An interpretable and efficient multi-scale spatio-temporal neural network for traffic flow forecasting

Existing deep learning based traffic flow forecasting models can effectively learn the complex spatio-temporal dependencies in the traffic network and have become the most widely used traffic flow forecasting architecture in recent years. However, these models have two significant challenges: (1) most of them ignore multi-scale temporal characteristics in traffic sequences; (2) they lack interpretability of traffic flow forecasting.
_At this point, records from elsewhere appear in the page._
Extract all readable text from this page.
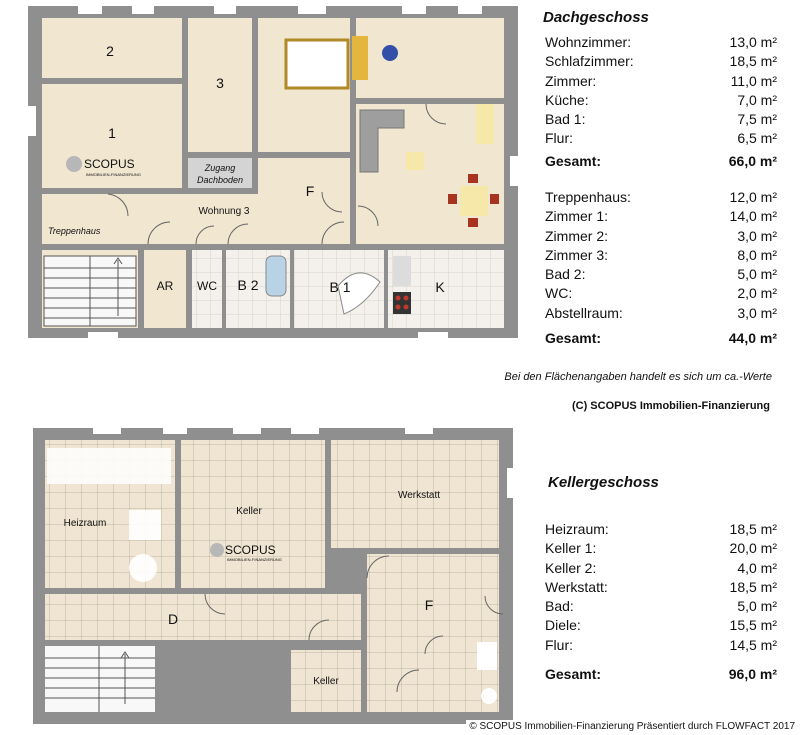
SCOPUS
IMMOBILIEN-FINANZIERUNG
2
3
1
Zugang
Dachboden
F
Wohnung 3
Treppenhaus
AR WC B 2	B 1	K
Dachgeschoss
Wohnzimmer:	13,0 m²
Schlafzimmer:	18,5 m²
Zimmer:	11,0 m²
Küche:	7,0 m²
Bad 1:	7,5 m²
Flur:	6,5 m²
Gesamt:	66,0 m²
Treppenhaus:	12,0 m²
Zimmer 1:	14,0 m²
Zimmer 2:	3,0 m²
Zimmer 3:	8,0 m²
Bad 2:	5,0 m²
WC:	2,0 m²
Abstellraum:	3,0 m²
Gesamt:	44,0 m²
Bei den Flächenangaben handelt es sich um ca.-Werte
(C) SCOPUS Immobilien-Finanzierung
SCOPUS
IMMOBILIEN-FINANZIERUNG
Heizraum
Keller
Werkstatt
D
F
Keller
Kellergeschoss
Heizraum:	18,5 m²
Keller 1:	20,0 m²
Keller 2:	4,0 m²
Werkstatt:	18,5 m²
Bad:	5,0 m²
Diele:	15,5 m²
Flur:	14,5 m²
Gesamt:	96,0 m²
© SCOPUS Immobilien-Finanzierung Präsentiert durch FLOWFACT 2017
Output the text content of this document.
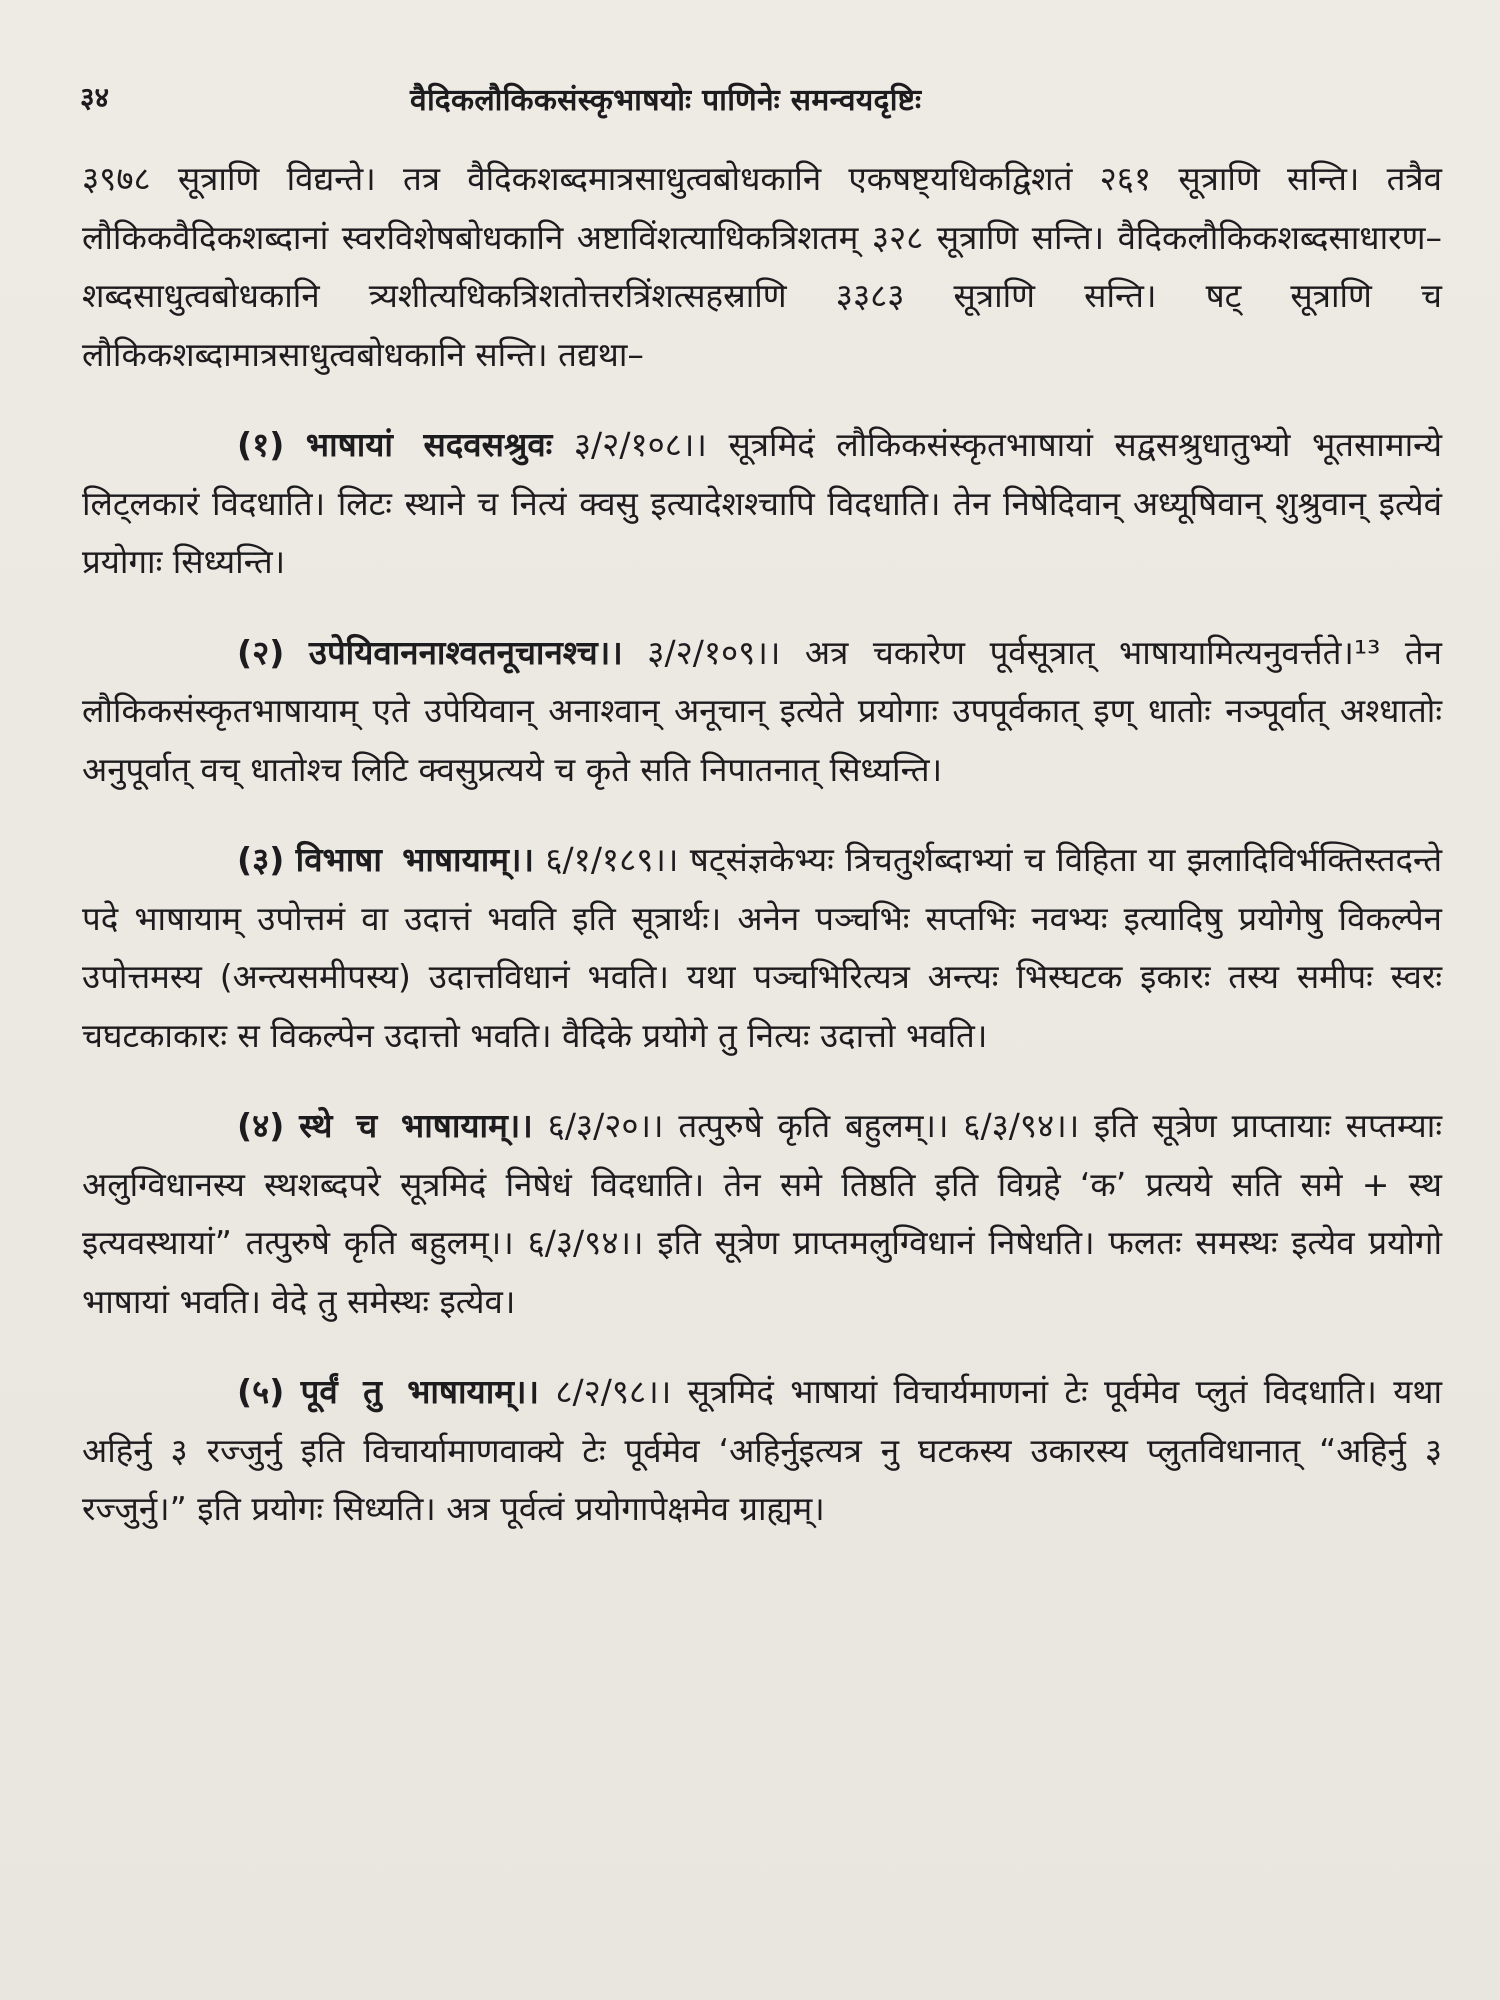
३४	वैदिकलौकिकसंस्कृभाषयोः पाणिनेः समन्वयदृष्टिः

३९७८ सूत्राणि विद्यन्ते। तत्र वैदिकशब्दमात्रसाधुत्वबोधकानि एकषष्ट्यधिकद्विशतं २६१ सूत्राणि सन्ति। तत्रैव लौकिकवैदिकशब्दानां स्वरविशेषबोधकानि अष्टाविंशत्याधिकत्रिशतम् ३२८ सूत्राणि सन्ति। वैदिकलौकिकशब्दसाधारण–शब्दसाधुत्वबोधकानि त्र्यशीत्यधिकत्रिशतोत्तरत्रिंशत्सहस्राणि ३३८३ सूत्राणि सन्ति। षट् सूत्राणि च लौकिकशब्दामात्रसाधुत्वबोधकानि सन्ति। तद्यथा–

(१) भाषायां सदवसश्रुवः ३/२/१०८।। सूत्रमिदं लौकिकसंस्कृतभाषायां सद्वसश्रुधातुभ्यो भूतसामान्ये लिट्लकारं विदधाति। लिटः स्थाने च नित्यं क्वसु इत्यादेशश्चापि विदधाति। तेन निषेदिवान् अध्यूषिवान् शुश्रुवान् इत्येवं प्रयोगाः सिध्यन्ति।

(२) उपेयिवाननाश्वतनूचानश्च।। ३/२/१०९।। अत्र चकारेण पूर्वसूत्रात् भाषायामित्यनुवर्त्तते।¹³ तेन लौकिकसंस्कृतभाषायाम् एते उपेयिवान् अनाश्वान् अनूचान् इत्येते प्रयोगाः उपपूर्वकात् इण् धातोः नञ्पूर्वात् अश्धातोः अनुपूर्वात् वच् धातोश्च लिटि क्वसुप्रत्यये च कृते सति निपातनात् सिध्यन्ति।

(३) विभाषा भाषायाम्।। ६/१/१८९।। षट्संज्ञकेभ्यः त्रिचतुर्शब्दाभ्यां च विहिता या झलादिविर्भक्तिस्तदन्ते पदे भाषायाम् उपोत्तमं वा उदात्तं भवति इति सूत्रार्थः। अनेन पञ्चभिः सप्तभिः नवभ्यः इत्यादिषु प्रयोगेषु विकल्पेन उपोत्तमस्य (अन्त्यसमीपस्य) उदात्तविधानं भवति। यथा पञ्चभिरित्यत्र अन्त्यः भिस्घटक इकारः तस्य समीपः स्वरः चघटकाकारः स विकल्पेन उदात्तो भवति। वैदिके प्रयोगे तु नित्यः उदात्तो भवति।

(४) स्थे च भाषायाम्।। ६/३/२०।। तत्पुरुषे कृति बहुलम्।। ६/३/९४।। इति सूत्रेण प्राप्तायाः सप्तम्याः अलुग्विधानस्य स्थशब्दपरे सूत्रमिदं निषेधं विदधाति। तेन समे तिष्ठति इति विग्रहे ‘क’ प्रत्यये सति समे + स्थ इत्यवस्थायां” तत्पुरुषे कृति बहुलम्।। ६/३/९४।। इति सूत्रेण प्राप्तमलुग्विधानं निषेधति। फलतः समस्थः इत्येव प्रयोगो भाषायां भवति। वेदे तु समेस्थः इत्येव।

(५) पूर्वं तु भाषायाम्।। ८/२/९८।। सूत्रमिदं भाषायां विचार्यमाणनां टेः पूर्वमेव प्लुतं विदधाति। यथा अहिर्नु ३ रज्जुर्नु इति विचार्यामाणवाक्ये टेः पूर्वमेव ‘अहिर्नुइत्यत्र नु घटकस्य उकारस्य प्लुतविधानात् “अहिर्नु ३ रज्जुर्नु।” इति प्रयोगः सिध्यति। अत्र पूर्वत्वं प्रयोगापेक्षमेव ग्राह्यम्।
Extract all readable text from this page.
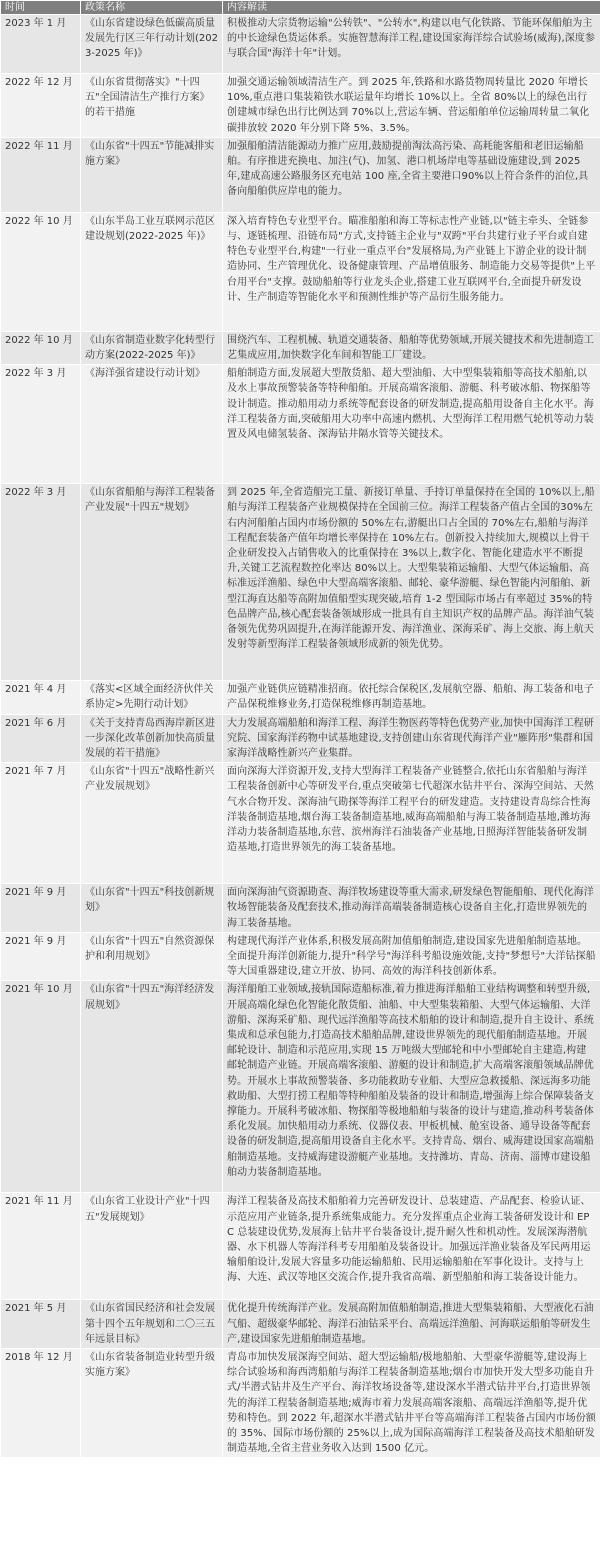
时间	政策名称	内容解读
2023 年 1 月	《山东省建设绿色低碳高质量发展先行区三年行动计划(2023-2025 年)》	积极推动大宗货物运输"公转铁"、"公转水",构建以电气化铁路、节能环保船舶为主的中长途绿色货运体系。实施智慧海洋工程,建设国家海洋综合试验场(威海),深度参与联合国"海洋十年"计划。
2022 年 12 月	《山东省贯彻落实》"十四五"全国清洁生产推行方案》的若干措施	加强交通运输领域清洁生产。到 2025 年,铁路和水路货物周转量比 2020 年增长 10%,重点港口集装箱铁水联运量年均增长 10%以上。全省 80%以上的绿色出行创建城市绿色出行比例达到 70%以上,营运车辆、营运船舶单位运输周转量二氧化碳排放较 2020 年分别下降 5%、3.5%。
2022 年 11 月	《山东省"十四五"节能减排实施方案》	加强船舶清洁能源动力推广应用,鼓励提前淘汰高污染、高耗能客船和老旧运输船舶。有序推进充换电、加注(气)、加氢、港口机场岸电等基础设施建设,到 2025 年,建成高速公路服务区充电站 100 座,全省主要港口90%以上符合条件的泊位,具备向船舶供应岸电的能力。
2022 年 10 月	《山东半岛工业互联网示范区建设规划(2022-2025 年)》	深入培育特色专业型平台。瞄准船舶和海工等标志性产业链,以"链主牵头、全链参与、逐链梳理、沿链布局"方式,支持链主企业与"双跨"平台共建行业子平台或自建特色专业型平台,构建"一行业一重点平台"发展格局,为产业链上下游企业的设计制造协同、生产管理优化、设备健康管理、产品增值服务、制造能力交易等提供"上平台用平台"支撑。鼓励船舶等行业龙头企业,搭建工业互联网平台,全面提升研发设计、生产制造等智能化水平和预测性维护等产品衍生服务能力。
2022 年 10 月	《山东省制造业数字化转型行动方案(2022-2025 年)》	围绕汽车、工程机械、轨道交通装备、船舶等优势领域,开展关键技术和先进制造工艺集成应用,加快数字化车间和智能工厂建设。
2022 年 3 月	《海洋强省建设行动计划》	船舶制造方面,发展超大型散货船、超大型油船、大中型集装箱船等高技术船舶,以及水上事故预警装备等特种船舶。开展高端客滚船、游艇、科考破冰船、物探船等设计制造。推动船用动力系统等配套设备的研发制造,提高船用设备自主化水平。海洋工程装备方面,突破船用大功率中高速内燃机、大型海洋工程用燃气轮机等动力装置及风电储氢装备、深海钻井隔水管等关键技术。
2022 年 3 月	《山东省船舶与海洋工程装备产业发展"十四五"规划》	到 2025 年,全省造船完工量、新接订单量、手持订单量保持在全国的 10%以上,船舶与海洋工程装备产业规模保持在全国前三位。海洋工程装备产值占全国的30%左右内河船舶占国内市场份额的 50%左右,游艇出口占全国的 70%左右,船舶与海洋工程配套装备产值年均增长率保持在 10%左右。创新投入持续加大,规模以上骨干企业研发投入占销售收入的比重保持在 3%以上,数字化、智能化建造水平不断提升,关键工艺流程数控化率达 80%以上。大型集装箱运输船、大型气体运输船、高标准远洋渔船、绿色中大型高端客滚船、邮轮、豪华游艇、绿色智能内河船舶、新型江海直达船等高附加值船型实现突破,培育 1-2 型国际市场占有率超过 35%的特色品牌产品,核心配套装备领域形成一批具有自主知识产权的品牌产品。海洋油气装备领先优势巩固提升,在海洋能源开发、海洋渔业、深海采矿、海上交旅、海上航天发射等新型海洋工程装备领域形成新的领先优势。
2021 年 4 月	《落实<区域全面经济伙伴关系协定>先期行动计划》	加强产业链供应链精准招商。依托综合保税区,发展航空器、船舶、海工装备和电子产品保税维修业务,打造保税维修再制造基地。
2021 年 6 月	《关于支持青岛西海岸新区进一步深化改革创新加快高质量发展的若干措施》	大力发展高端船舶和海洋工程、海洋生物医药等特色优势产业,加快中国海洋工程研究院、国家海洋药物中试基地建设,支持创建山东省现代海洋产业"雁阵形"集群和国家海洋战略性新兴产业集群。
2021 年 7 月	《山东省"十四五"战略性新兴产业发展规划》	面向深海大洋资源开发,支持大型海洋工程装备产业链整合,依托山东省船舶与海洋工程装备创新中心等研发平台,重点突破第七代超深水钻井平台、深海空间站、天然气水合物开发、深海油气勘探等海洋工程平台的研发建造。支持建设青岛综合性海洋装备制造基地,烟台海工装备制造基地,威海高端船舶与海工装备制造基地,潍坊海洋动力装备制造基地,东营、滨州海洋石油装备产业基地,日照海洋智能装备研发制造基地,打造世界领先的海工装备基地。
2021 年 9 月	《山东省"十四五"科技创新规划》	面向深海油气资源勘查、海洋牧场建设等重大需求,研发绿色智能船舶、现代化海洋牧场智能装备及配套技术,推动海洋高端装备制造核心设备自主化,打造世界领先的海工装备基地。
2021 年 9 月	《山东省"十四五"自然资源保护和利用规划》	构建现代海洋产业体系,积极发展高附加值船舶制造,建设国家先进船舶制造基地。全面提升海洋创新能力,提升"科学号"海洋科考船设施效能,支持"梦想号"大洋钻探船等大国重器建设,建立开放、协同、高效的海洋科技创新体系。
2021 年 10 月	《山东省"十四五"海洋经济发展规划》	海洋船舶工业领域,接轨国际造船标准,着力推进海洋船舶工业结构调整和转型升级,开展高端化绿色化智能化散货船、油船、中大型集装箱船、大型气体运输船、大洋游船、深海采矿船、现代远洋渔船等高技术船舶的设计和制造,提升自主设计、系统集成和总承包能力,打造高技术船舶品牌,建设世界领先的现代船舶制造基地。开展邮轮设计、制造和示范应用,实现 15 万吨级大型邮轮和中小型邮轮自主建造,构建邮轮制造产业链。开展高端客滚船、游艇的设计和制造,扩大高端客滚船领域品牌优势。开展水上事故预警装备、多功能救助专业船、大型应急救援船、深远海多功能救助船、大型打捞工程船等特种船舶及装备的设计和制造,增强海上综合保障装备支撑能力。开展科考破冰船、物探船等极地船舶与装备的设计与建造,推动科考装备体系化发展。加快船用动力系统、仪器仪表、甲板机械、舱室设备、通导设备等配套设备的研发制造,提高船用设备自主化水平。支持青岛、烟台、威海建设国家高端船舶制造基地。支持威海建设游艇产业基地。支持潍坊、青岛、济南、淄博市建设船舶动力装备制造基地。
2021 年 11 月	《山东省工业设计产业"十四五"发展规划》	海洋工程装备及高技术船舶着力完善研发设计、总装建造、产品配套、检验认证、示范应用产业链条,提升系统集成能力。充分发挥重点企业海工装备研发设计和 EPC 总装建设优势,发展海上钻井平台装备设计,提升耐久性和机动性。发展深海潜航器、水下机器人等海洋科考专用船舶及装备设计。加强远洋渔业装备及军民两用运输船舶设计,发展大容量多功能运输船舶、民用运输船舶在军事化设计。支持与上海、大连、武汉等地区交流合作,提升我省高端、新型船舶和海工装备设计能力。
2021 年 5 月	《山东省国民经济和社会发展第十四个五年规划和二〇三五年远景目标》	优化提升传统海洋产业。发展高附加值船舶制造,推进大型集装箱船、大型液化石油气船、超级豪华邮轮、海洋石油钻采平台、高端远洋渔船、河海联运船舶等研发生产,建设国家先进船舶制造基地。
2018 年 12 月	《山东省装备制造业转型升级实施方案》	青岛市加快发展深海空间站、超大型运输船/极地船舶、大型豪华游艇等,建设海上综合试验场和海西湾船舶与海洋工程装备制造基地;烟台市加快开发大型多功能自升式/半潜式钻井及生产平台、海洋牧场设备等,建设深水半潜式钻井平台,打造世界领先的海洋工程装备制造基地;威海市着力发展高端客滚船、高端远洋渔船等,提升优势和特色。到 2022 年,超深水半潜式钻井平台等高端海洋工程装备占国内市场份额的 35%、国际市场份额的 25%以上,成为国际高端海洋工程装备及高技术船舶研发制造基地,全省主营业务收入达到 1500 亿元。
To address the above issues, we propose an interpretable spatio-temporal traffic flow forecasting model with Multi-scale Spatio-Temporal Neural Networks, named MSTNN. Specifically, It first divides original traffic sequences into several patches with different scales to preserve diverse temporal features. Secondly, due to the Kolmogorov Arnold Networks (KAN) have stronger interpretability than existing neural networks by using nonlinear parameter matrix, we design two kinds of advanced variants of KANs in MSTNN, namely Spatial Attention aware KAN (SA-KAN) and Temporal Channel Mixed KAN (TCM-KAN), to enable them to capture spatial structure features and temporal sequence features in traffic data respectively while enhancing the forecasting interpretability. Finally, a fusion module is proposed to aggregate multi-scale temporal features to preserve the multi-scale information. Extensive experiments are conducted to validate the effectiveness of MSTNN and it achieves performance improvement ranging from 0.11 % to 12.65 % on three metrics. The results prove that our MSTNN is effective and interpretable.